It has finally happened.
In two years, I have read every damn book I have started cover to cover-- even the bad ones. And there have been some bad ones. One that I picked up in a grocery store check out line. One that was the third book in an absurdist series and I had no clue what I was reading. A total shit show about some un-ironic Stepford town in Colorado where men were concerned for the modesty of their daughters.
But that streak of reading everything that is put before me is OVER.

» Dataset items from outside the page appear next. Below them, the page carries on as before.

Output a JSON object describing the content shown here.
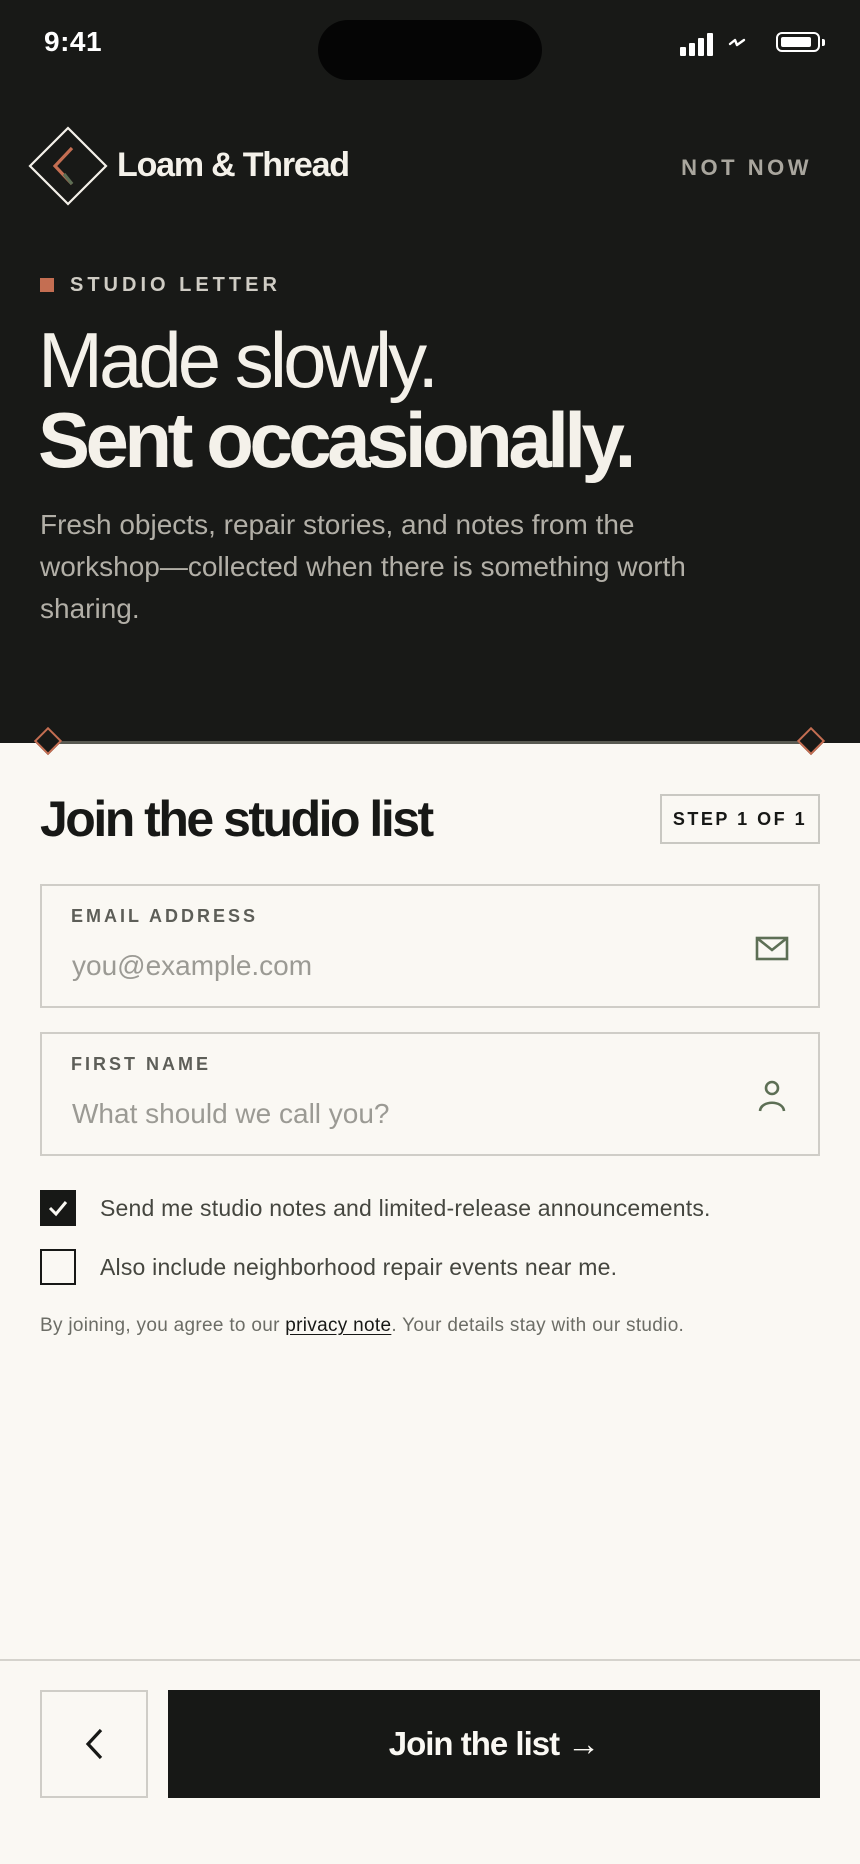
{
  "status_bar": {
    "time": "9:41",
    "icons": [
      "signal-icon",
      "wifi-icon",
      "battery-icon"
    ]
  },
  "header": {
    "brand_name": "Loam & Thread",
    "logo_icon": "diamond-chevron-logo",
    "not_now_label": "NOT NOW"
  },
  "hero": {
    "eyebrow": "STUDIO LETTER",
    "headline_line1": "Made slowly.",
    "headline_line2": "Sent occasionally.",
    "subtitle": "Fresh objects, repair stories, and notes from the workshop—collected when there is something worth sharing."
  },
  "form": {
    "title": "Join the studio list",
    "step": "STEP 1 OF 1",
    "email": {
      "label": "EMAIL ADDRESS",
      "placeholder": "you@example.com",
      "value": "",
      "icon": "mail-icon"
    },
    "first_name": {
      "label": "FIRST NAME",
      "placeholder": "What should we call you?",
      "value": "",
      "icon": "person-icon"
    },
    "checkboxes": [
      {
        "label": "Send me studio notes and limited-release announcements.",
        "checked": true
      },
      {
        "label": "Also include neighborhood repair events near me.",
        "checked": false
      }
    ],
    "legal_prefix": "By joining, you agree to our ",
    "legal_link": "privacy note",
    "legal_suffix": ". Your details stay with our studio."
  },
  "footer": {
    "back_icon": "chevron-left-icon",
    "submit_label": "Join the list →"
  },
  "colors": {
    "hero_background": "#181917",
    "page_background": "#faf8f3",
    "accent": "#c46e52",
    "icon_green": "#5d6f55",
    "ink": "#171816"
  }
}
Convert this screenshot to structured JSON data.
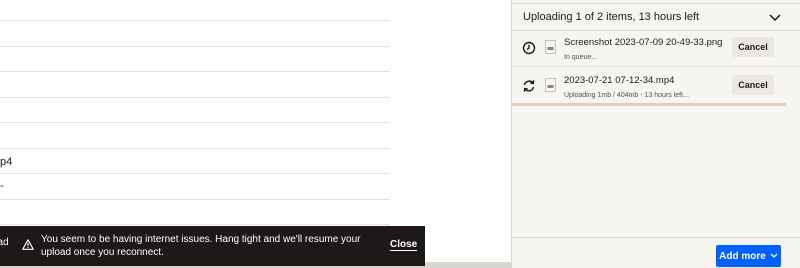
{
  "background_list": {
    "row_fragments": [
      "p4",
      "-",
      "pad"
    ]
  },
  "upload_panel": {
    "title": "Uploading 1 of 2 items, 13 hours left",
    "items": [
      {
        "file_name": "Screenshot 2023-07-09 20-49-33.png",
        "status": "In queue...",
        "status_icon": "clock-icon",
        "cancel_label": "Cancel"
      },
      {
        "file_name": "2023-07-21 07-12-34.mp4",
        "status": "Uploading 1mb / 404mb - 13 hours left...",
        "status_icon": "sync-icon",
        "cancel_label": "Cancel",
        "progress_fraction": 0.95
      }
    ],
    "add_more_label": "Add more"
  },
  "toast": {
    "message": "You seem to be having internet issues. Hang tight and we'll resume your upload once you reconnect.",
    "close_label": "Close"
  },
  "colors": {
    "accent": "#0061fe",
    "toast_bg": "#1e1919",
    "panel_bg": "#f7f5f2",
    "progress": "#e0cfbd"
  }
}
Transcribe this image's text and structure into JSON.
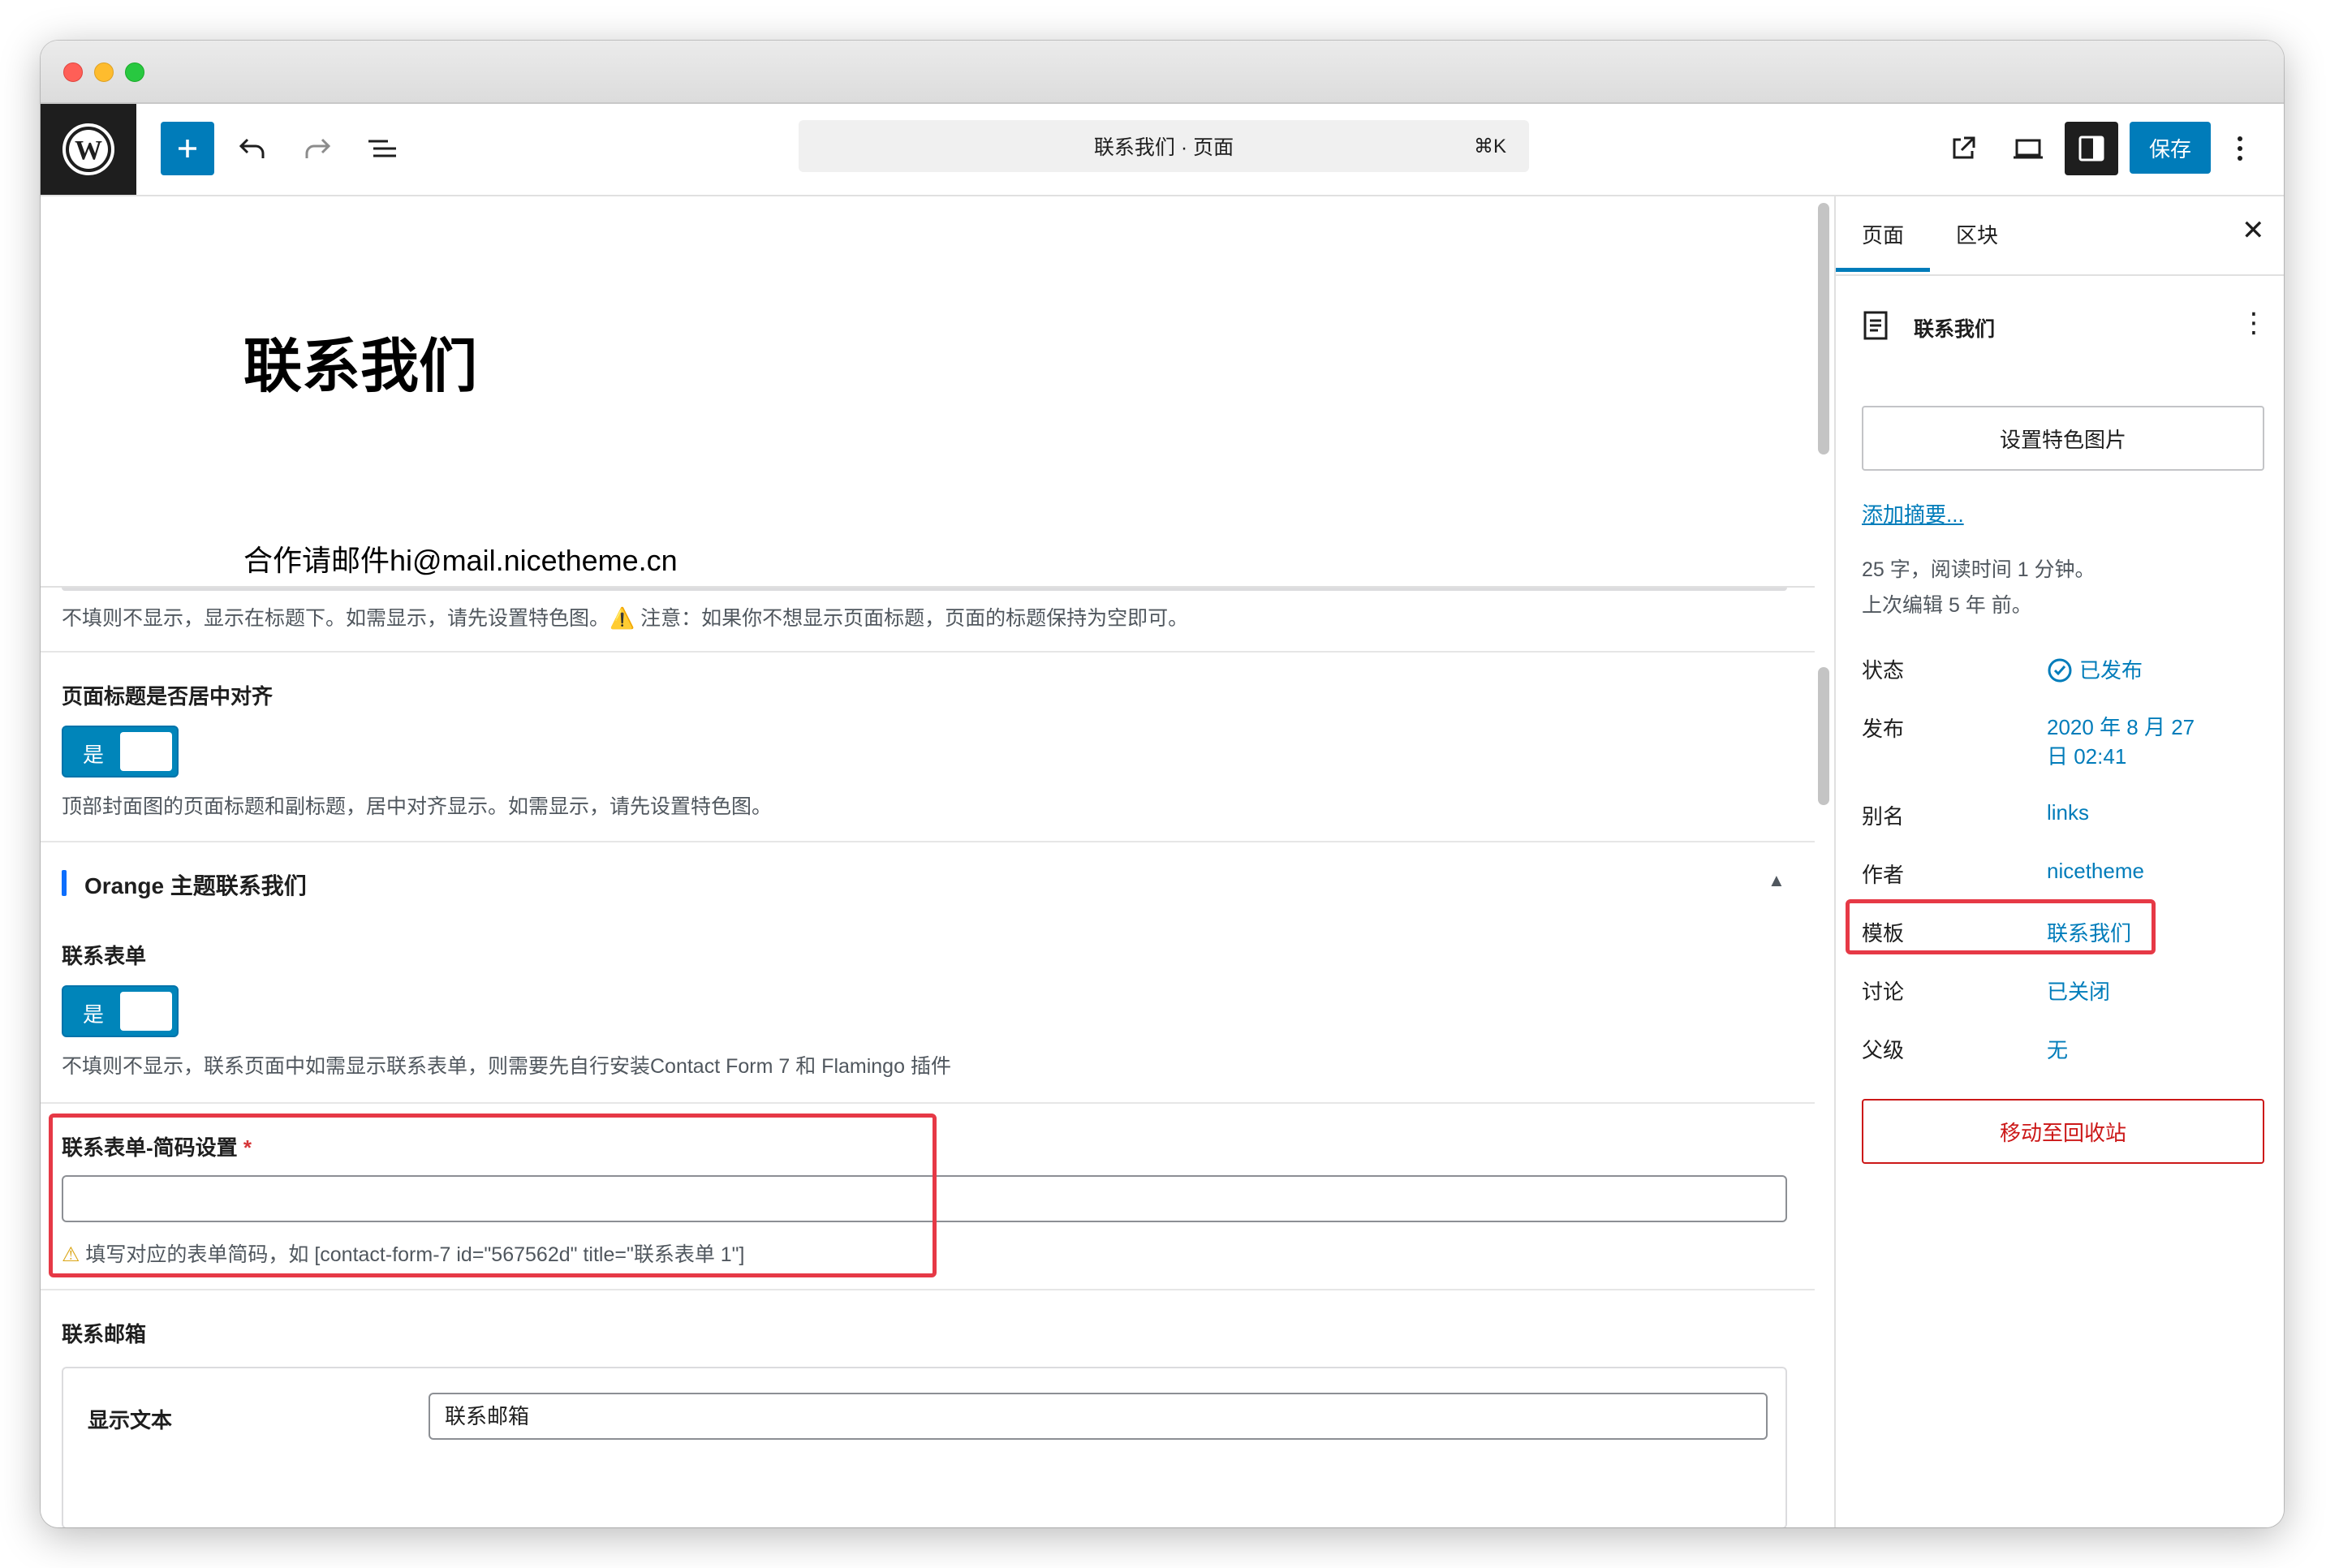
{
  "toolbar": {
    "logo_alt": "WordPress",
    "document_bar_title": "联系我们 · 页面",
    "document_bar_shortcut": "⌘K",
    "save_label": "保存",
    "icons": {
      "add": "plus-icon",
      "undo": "undo-icon",
      "redo": "redo-icon",
      "list_view": "list-view-icon",
      "view": "external-link-icon",
      "device": "desktop-preview-icon",
      "settings": "sidebar-toggle-icon",
      "more": "more-vertical-icon"
    }
  },
  "canvas": {
    "title": "联系我们",
    "paragraph": "合作请邮件hi@mail.nicetheme.cn"
  },
  "metabox": {
    "title_hint": "不填则不显示，显示在标题下。如需显示，请先设置特色图。⚠️ 注意：如果你不想显示页面标题，页面的标题保持为空即可。",
    "center_title": {
      "label": "页面标题是否居中对齐",
      "toggle_label": "是",
      "hint": "顶部封面图的页面标题和副标题，居中对齐显示。如需显示，请先设置特色图。"
    },
    "section": {
      "heading": "Orange 主题联系我们"
    },
    "contact_form": {
      "label": "联系表单",
      "toggle_label": "是",
      "hint": "不填则不显示，联系页面中如需显示联系表单，则需要先自行安装Contact Form 7 和 Flamingo 插件"
    },
    "shortcode": {
      "label": "联系表单-简码设置",
      "required": "*",
      "value": "",
      "hint": "填写对应的表单简码，如 [contact-form-7 id=\"567562d\" title=\"联系表单 1\"]",
      "warn_icon": "⚠"
    },
    "contact_email": {
      "label": "联系邮箱",
      "row_label": "显示文本",
      "row_value": "联系邮箱"
    }
  },
  "sidebar": {
    "tabs": [
      "页面",
      "区块"
    ],
    "doc_title": "联系我们",
    "featured_image_button": "设置特色图片",
    "excerpt_link": "添加摘要...",
    "word_count": "25 字，阅读时间 1 分钟。",
    "last_edited": "上次编辑 5 年 前。",
    "rows": [
      {
        "label": "状态",
        "value": "已发布"
      },
      {
        "label": "发布",
        "value": "2020 年 8 月 27\n日 02:41"
      },
      {
        "label": "别名",
        "value": "links"
      },
      {
        "label": "作者",
        "value": "nicetheme"
      },
      {
        "label": "模板",
        "value": "联系我们"
      },
      {
        "label": "讨论",
        "value": "已关闭"
      },
      {
        "label": "父级",
        "value": "无"
      }
    ],
    "trash_button": "移动至回收站"
  },
  "colors": {
    "accent": "#007cba",
    "highlight": "#e63946",
    "danger": "#cc1818"
  }
}
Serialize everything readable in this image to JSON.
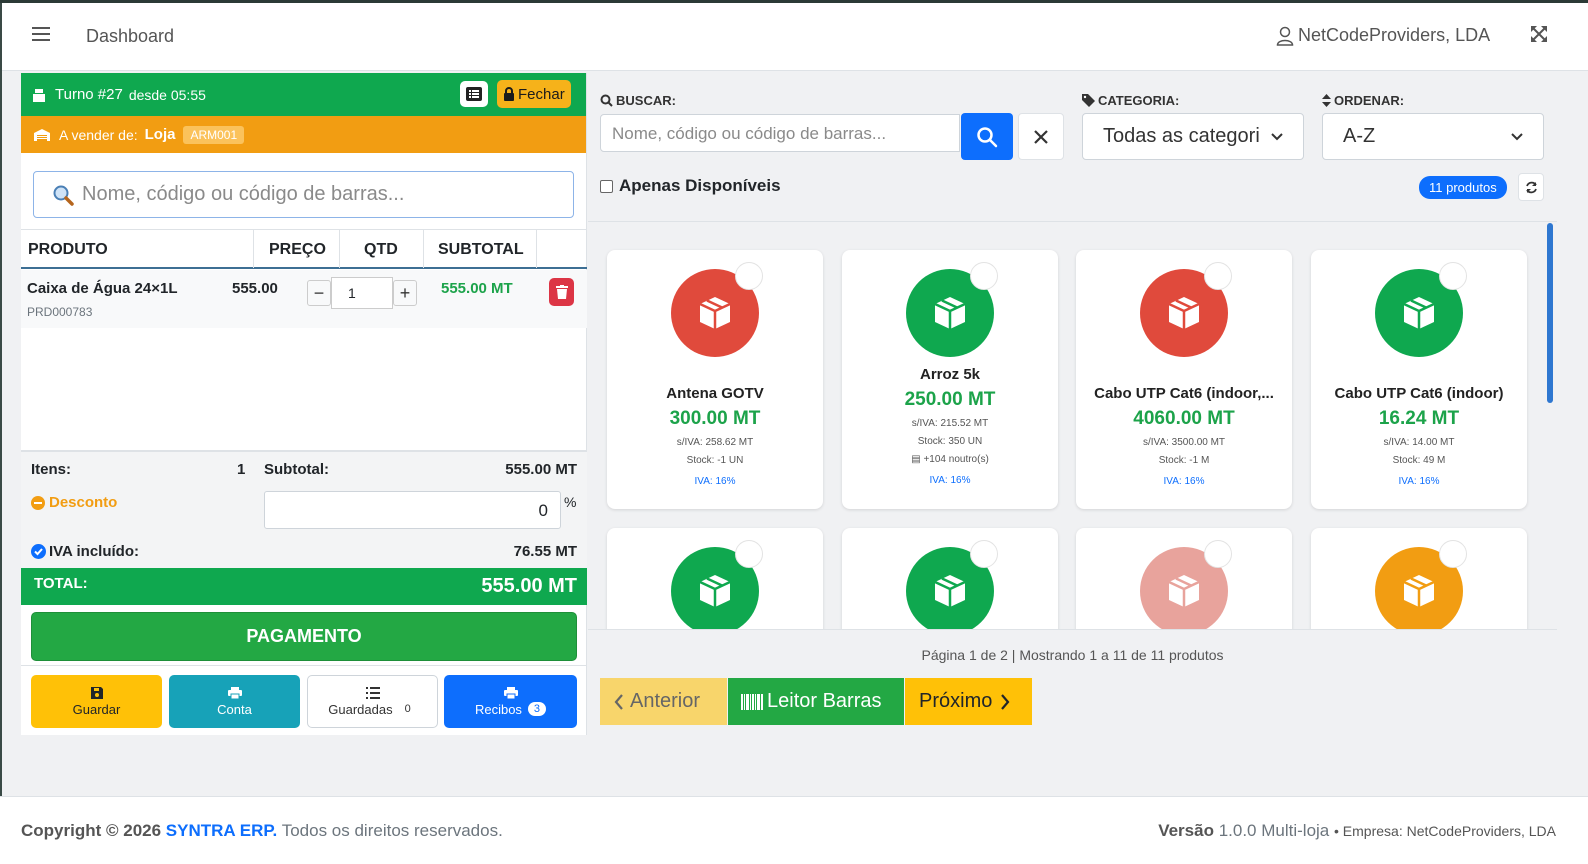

I could not finish The Mockingbird Next Door: My Life With Harper Lee by Marja Mills. I wanted to like this book. Who doesn't love To Kill a Mockingbird? Who isn't totally into literary figures who crack under the pressure of their potential and retreat from the public eye? Okay, maybe that one is less universal, but I am into those figures for sure. And this book is even surrounded by scandal.
And yet.
The book is about a Chicago Tribune writer (Mills) who interviews Harper Lee's sister and friends for a 2002 article series to commemorate To Kill a Mockingbird being chosen as the city of Chicago's common reading book. Unlike legions of journalists who have come before her, this writer becomes friends with Harper and Alice Lee and moves in next door to them. (WTF?) She writes a book about her friendship with them, and then Harper Lee denies that she cooperated with the author, and Mills publishes her book anyway.
Sounds good, right?
Wrong. It is horrible. So, so, so boring. But I can take boring if I know the book is going someplace great. About 10 days and only a scant 100 pages into the book, though, I started wondering where, exactly, it was going. So I did a little Googling and found this scathing and sadly accurate New York Times review.
Here's the most wonderful paragraph of the review:
“The Mockingbird Next Door” conjured mostly sad images in my mind. Ms. Lee has a regular booth at McDonald’s, where she goes for coffee. She eats takeout salads from Burger King on movie night. When she fishes, she uses wieners for bait. She feeds the town ducks daily, with seed corn from a plastic Cool Whip Free container, calling “Woo-hoo-HOO! Woo-hoo-HOO!” Somehow learning all this is worse than it would be to learn that she steals money from a local orphanage."
And then there's this:
Reading this book put me in mind of a rare public appearance Ms. Lee made in Alabama in 2007. “It’s better to be silent,” she told an audience, “than to be a fool.”
Such a frustrating book. It should be so fascinating, and maybe in the hands of a different writer it would be.
Dude, that sounds like it could be awesome!!! Ugh. Maybe that author was actually less of a "friend" of Harper's and more of a "stalker". Stalker's probably aren't too good with storytelling.